The estrogen receptor (ER)-positive human breast cancer cell line MCF-7 was incubated continuously in the presence of pharmacological concentrations of diethylstilbestrol (DES) in an attempt to correlate receptor status with DES sensitivity. It was consistently observed that cytotoxicity occurred at DES concentrations greater than 5 X 10(-6)M; however, a small percentage of cells, both from the wild-type MCF-7 line and from subclones derived in soft agar from single MCF-7 cells, survived, with altered morphology, up to 4 months of continuous exposure to DES concentrations ranging from 5 X 10(-6) to 1 X 10(-4)M. Characterization of seven regenerated surviving cell populations suggested that they remained ER positive; no evidence could be found for a block in the pathway of hormonal activation, as determined by progesterone receptor induction, to explain the ability of these cells to survive DES. Three regenerated cell populations were reexposed to DES. Two remained as sensitive to growth inhibition as untreated parent cells from which they were derived; however, one of these, designated MCF-7(35-1), was found to have autonomously high progesterone receptor (463 +/- 94 fmol/mg of cytosol; Kd = 1.8 +/- 0.2 X 10(-9)M) which was not significantly stimulated by the addition of 1 X 10(-8)M 17beta-estradiol for 72 hr.
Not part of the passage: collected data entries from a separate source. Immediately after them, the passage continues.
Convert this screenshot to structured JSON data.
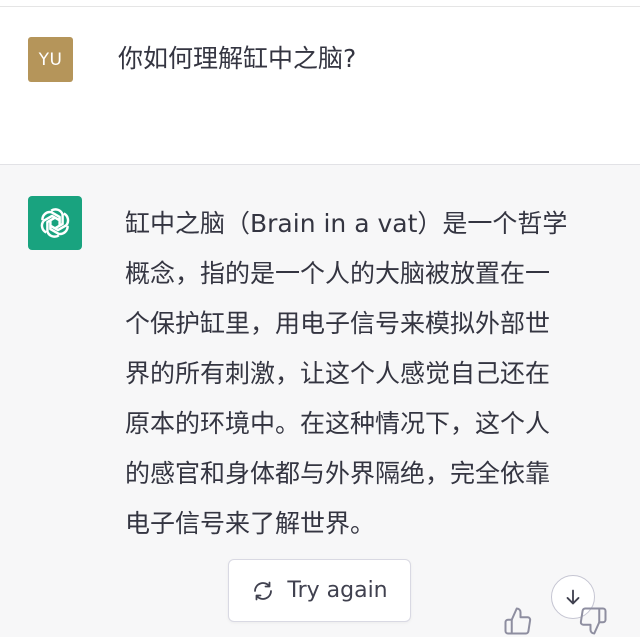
{
  "user": {
    "avatar_text": "YU",
    "avatar_color": "#b5955a",
    "message": "你如何理解缸中之脑?"
  },
  "assistant": {
    "avatar_icon": "openai-logo-icon",
    "avatar_color": "#19a37f",
    "lines": [
      "缸中之脑（Brain in a vat）是一个哲学",
      "概念，指的是一个人的大脑被放置在一",
      "个保护缸里，用电子信号来模拟外部世",
      "界的所有刺激，让这个人感觉自己还在",
      "原本的环境中。在这种情况下，这个人",
      "的感官和身体都与外界隔绝，完全依靠",
      "电子信号来了解世界。"
    ]
  },
  "controls": {
    "try_again_label": "Try again",
    "try_again_icon": "refresh-icon",
    "scroll_icon": "arrow-down-icon",
    "thumbs_up_icon": "thumbs-up-icon",
    "thumbs_down_icon": "thumbs-down-icon"
  }
}
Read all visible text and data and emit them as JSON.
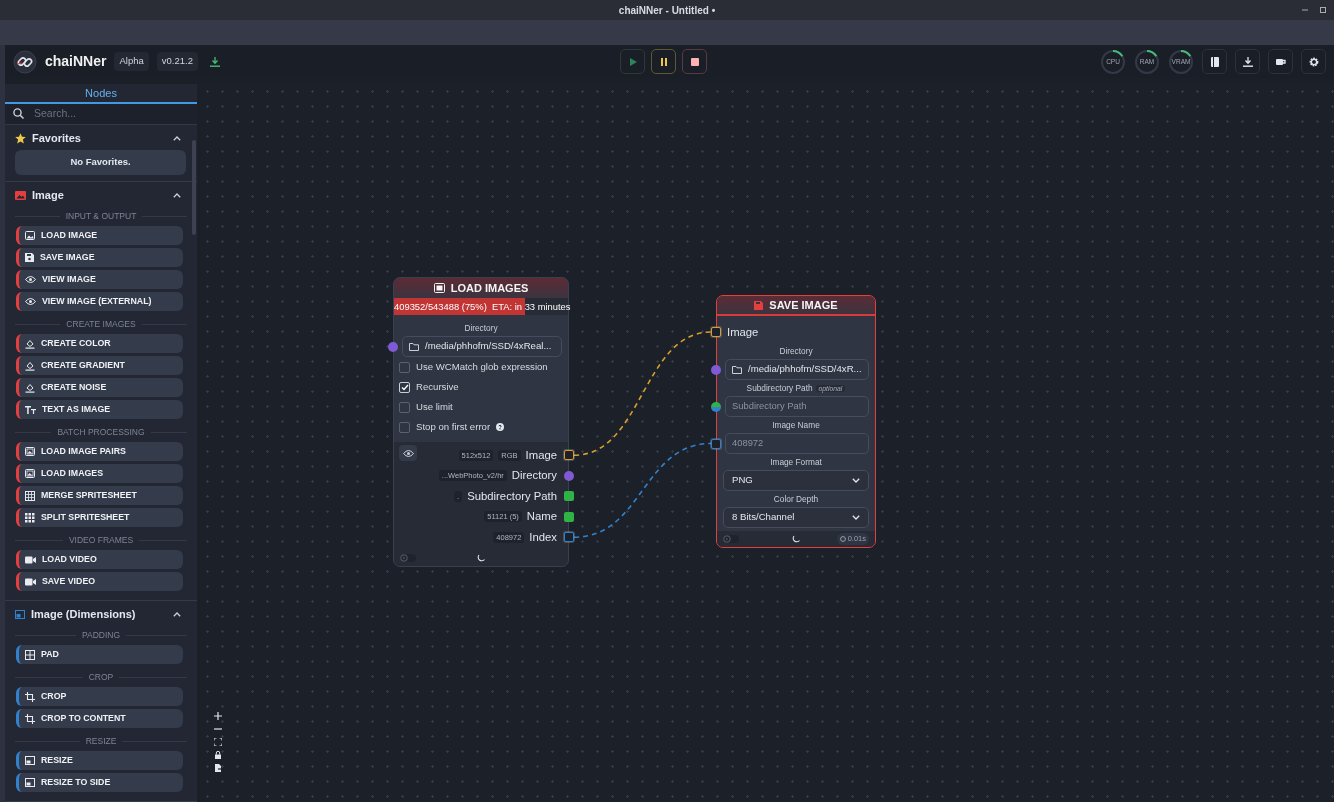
{
  "window": {
    "title": "chaiNNer - Untitled •"
  },
  "header": {
    "app_name": "chaiNNer",
    "badges": [
      "Alpha",
      "v0.21.2"
    ],
    "meters": [
      {
        "label": "CPU"
      },
      {
        "label": "RAM"
      },
      {
        "label": "VRAM"
      }
    ]
  },
  "sidebar": {
    "tab": "Nodes",
    "search": {
      "placeholder": "Search..."
    },
    "categories": [
      {
        "name": "Favorites",
        "kind": "favorites",
        "expanded": true,
        "empty_text": "No Favorites."
      },
      {
        "name": "Image",
        "kind": "image",
        "color": "#e53e3e",
        "expanded": true,
        "groups": [
          {
            "heading": "INPUT & OUTPUT",
            "items": [
              {
                "label": "LOAD IMAGE",
                "kind": "image"
              },
              {
                "label": "SAVE IMAGE",
                "kind": "save"
              },
              {
                "label": "VIEW IMAGE",
                "kind": "eye"
              },
              {
                "label": "VIEW IMAGE (EXTERNAL)",
                "kind": "eye"
              }
            ]
          },
          {
            "heading": "CREATE IMAGES",
            "items": [
              {
                "label": "CREATE COLOR",
                "kind": "fill"
              },
              {
                "label": "CREATE GRADIENT",
                "kind": "fill"
              },
              {
                "label": "CREATE NOISE",
                "kind": "fill"
              },
              {
                "label": "TEXT AS IMAGE",
                "kind": "text"
              }
            ]
          },
          {
            "heading": "BATCH PROCESSING",
            "items": [
              {
                "label": "LOAD IMAGE PAIRS",
                "kind": "images"
              },
              {
                "label": "LOAD IMAGES",
                "kind": "images"
              },
              {
                "label": "MERGE SPRITESHEET",
                "kind": "grid"
              },
              {
                "label": "SPLIT SPRITESHEET",
                "kind": "dots"
              }
            ]
          },
          {
            "heading": "VIDEO FRAMES",
            "items": [
              {
                "label": "LOAD VIDEO",
                "kind": "video"
              },
              {
                "label": "SAVE VIDEO",
                "kind": "video"
              }
            ]
          }
        ]
      },
      {
        "name": "Image (Dimensions)",
        "kind": "dimensions",
        "color": "#3182ce",
        "expanded": true,
        "groups": [
          {
            "heading": "PADDING",
            "items": [
              {
                "label": "PAD",
                "kind": "pad"
              }
            ]
          },
          {
            "heading": "CROP",
            "items": [
              {
                "label": "CROP",
                "kind": "crop"
              },
              {
                "label": "CROP TO CONTENT",
                "kind": "crop"
              }
            ]
          },
          {
            "heading": "RESIZE",
            "items": [
              {
                "label": "RESIZE",
                "kind": "resize"
              },
              {
                "label": "RESIZE TO SIDE",
                "kind": "resize"
              }
            ]
          }
        ]
      }
    ]
  },
  "canvas": {
    "nodes": [
      {
        "title": "LOAD IMAGES",
        "kind": "images",
        "selected": false,
        "progress": {
          "level": 0.75,
          "text": "409352/543488 (75%)  ETA: in 33 minutes"
        },
        "inputs": [
          {
            "kind": "field",
            "label": "Directory",
            "value": "/media/phhofm/SSD/4xReal...",
            "port": {
              "kind": "directory",
              "color": "#805ad5",
              "connected": false
            }
          },
          {
            "kind": "checkbox",
            "label": "Use WCMatch glob expression",
            "checked": false,
            "help": false
          },
          {
            "kind": "checkbox",
            "label": "Recursive",
            "checked": true,
            "help": false
          },
          {
            "kind": "checkbox",
            "label": "Use limit",
            "checked": false,
            "help": false
          },
          {
            "kind": "checkbox",
            "label": "Stop on first error",
            "checked": false,
            "help": true
          }
        ],
        "outputs": [
          {
            "label": "Image",
            "tags": [
              "512x512",
              "RGB"
            ],
            "port": {
              "kind": "image",
              "color": "#d69e2e",
              "connected": true
            }
          },
          {
            "label": "Directory",
            "tags": [
              "...WebPhoto_v2/hr"
            ],
            "port": {
              "kind": "directory",
              "color": "#805ad5",
              "connected": false
            }
          },
          {
            "label": "Subdirectory Path",
            "tags": [
              "."
            ],
            "port": {
              "kind": "text",
              "color": "#2fb344",
              "connected": false
            }
          },
          {
            "label": "Name",
            "tags": [
              "51121 (5)"
            ],
            "port": {
              "kind": "text",
              "color": "#2fb344",
              "connected": false
            }
          },
          {
            "label": "Index",
            "tags": [
              "408972"
            ],
            "port": {
              "kind": "number",
              "color": "#3182ce",
              "connected": true
            }
          }
        ]
      },
      {
        "title": "SAVE IMAGE",
        "kind": "save",
        "selected": true,
        "timer": "0.01s",
        "inputs": [
          {
            "kind": "handle",
            "label": "Image",
            "port": {
              "kind": "image",
              "color": "#d69e2e",
              "connected": true
            }
          },
          {
            "kind": "field",
            "label": "Directory",
            "value": "/media/phhofm/SSD/4xR...",
            "port": {
              "kind": "directory",
              "color": "#805ad5",
              "connected": false
            }
          },
          {
            "kind": "field",
            "label": "Subdirectory Path",
            "tag": "optional",
            "placeholder": "Subdirectory Path",
            "port": {
              "kind": "union",
              "color": "#2fb344",
              "connected": false
            }
          },
          {
            "kind": "field",
            "label": "Image Name",
            "placeholder": "408972",
            "port": {
              "kind": "number",
              "color": "#3182ce",
              "connected": true
            }
          },
          {
            "kind": "select",
            "label": "Image Format",
            "value": "PNG"
          },
          {
            "kind": "select",
            "label": "Color Depth",
            "value": "8 Bits/Channel"
          }
        ]
      }
    ]
  }
}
The third population, designated MCF-7(35-3), which survived initial exposure to 5 X 10(-5)M DES for 109 days and which remained ER positive (27 +/- 3 fmol/mg of cytosol; Kd = 0.8 +/- 0.2 X 10(-10)M) and progesterone receptor inducible, demonstrated significantly decreased sensitivity (p = 0.025) on reexposure to DES; conversely, significantly increased sensitivity (p less than 0.03) to the antiestrogen tamoxifen was observed. The mechanisms by which some MCF-7 cells survive prolonged exposure to DES are not certain; the data suggest that there is no clear relationship between ER status and sensitivity to DES and that there is no way of predicting the ultimate status of cells surviving DES treatment.